Amongst all the praise currently and deservedly getting heaped upon it, Good Time is especially being hailed as the final stage of redemption for Robert “Sparkling Guy from Twilight” Pattinson.
In discussing why they had eyes for the former heartthrob, directors the Safdie Brothers mentioned the way Pattison, as arguably once one of the most recognizable faces in the world, struggles to move freely in public. The countenance of a star trying to stay conspicuous in a world trained to see them looks an awful lot like a criminal trying to lay low, hunchedly trying not draw attention to themselves. Of course, there’s something about trying not to be noticed that makes a person especially noticeable.

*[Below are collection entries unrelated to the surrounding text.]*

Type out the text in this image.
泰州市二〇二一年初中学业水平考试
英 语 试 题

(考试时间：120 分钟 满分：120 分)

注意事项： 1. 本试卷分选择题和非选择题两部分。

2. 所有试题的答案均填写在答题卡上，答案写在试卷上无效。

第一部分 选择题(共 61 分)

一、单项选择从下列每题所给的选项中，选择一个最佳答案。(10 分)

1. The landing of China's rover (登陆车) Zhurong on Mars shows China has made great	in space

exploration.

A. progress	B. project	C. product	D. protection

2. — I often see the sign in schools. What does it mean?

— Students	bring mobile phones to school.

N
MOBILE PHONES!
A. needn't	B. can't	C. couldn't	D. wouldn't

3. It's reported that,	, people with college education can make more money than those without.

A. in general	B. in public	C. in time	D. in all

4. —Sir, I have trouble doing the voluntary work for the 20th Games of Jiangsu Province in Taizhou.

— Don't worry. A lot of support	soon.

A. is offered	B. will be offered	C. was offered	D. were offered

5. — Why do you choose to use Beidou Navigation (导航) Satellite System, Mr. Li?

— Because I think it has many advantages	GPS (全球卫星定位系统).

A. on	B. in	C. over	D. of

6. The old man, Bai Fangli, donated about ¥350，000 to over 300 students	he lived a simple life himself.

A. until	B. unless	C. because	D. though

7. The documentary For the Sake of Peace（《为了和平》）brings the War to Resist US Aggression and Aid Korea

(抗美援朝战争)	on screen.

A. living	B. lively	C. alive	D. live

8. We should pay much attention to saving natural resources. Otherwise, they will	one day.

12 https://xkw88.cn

After he outruns his brother in a post-robbery police chase, Pattinson's Connie Nikas spends the night doing whatever he can to spring the apprehended Nick. Good Time is an unceasing, neon-soaked, up-all-night-in-New-York, gritty and grimy noir throwback that spins and just keeps spinning around the hub of Connie’s devotion to his brother. Connie's monomaniacal, loving energy is the film's energy. Connie can't and won't give up and neither can Good Time.
Throughout Good Time, it's easy to forget that Connie is not a good guy. The film is refreshingly skimpy with backstory, so we don't know the nature and depth of the Nikas Brothers' perfidy, but with the bewildered, bug-eyed look of a living mug shot, Connie's physicality alone announces criminality. Whether he’s sneaking into a Dominos bathroom to wash off the paint from an exploded dye pack or hunching through the corridors of a hospital, he’s about as subtle as a fart in church. And yet we, the audience, root for him. The passion and gallantry of his quest serve to make us forget the animating circumstances of it.
With a charm that’s always teetering on smarm, we get just as conned by Connie as those Good Samaritans he exploits during his flailing, bumbling attempt to help his brother. And here's where Pattinson excels and earns every drop of praise he's getting. He's gross and unredeemable, but he's also ensorcelling. He shouldn't be, but he is. He has to be.
Going at the clip it does, Good Time relies as heavily as Connie does on the kindness of strangers. The story doesn't happen without assistance from standers-by. Whether he's getting intel from an orderly, a ride from a shuttle driver, or the use of a stranger's phone, Connie's constantly preying on the benefit of people's doubt, just as the film needs its audience to open up to and care about this sputtering, conniving weirdo. Just to look at him, you wouldn't give this guy the time of day let alone your cellphone. But somehow, as the rave reviews confirm, you have a hard time not giving two hours of your sympathy to this grinning scumbag.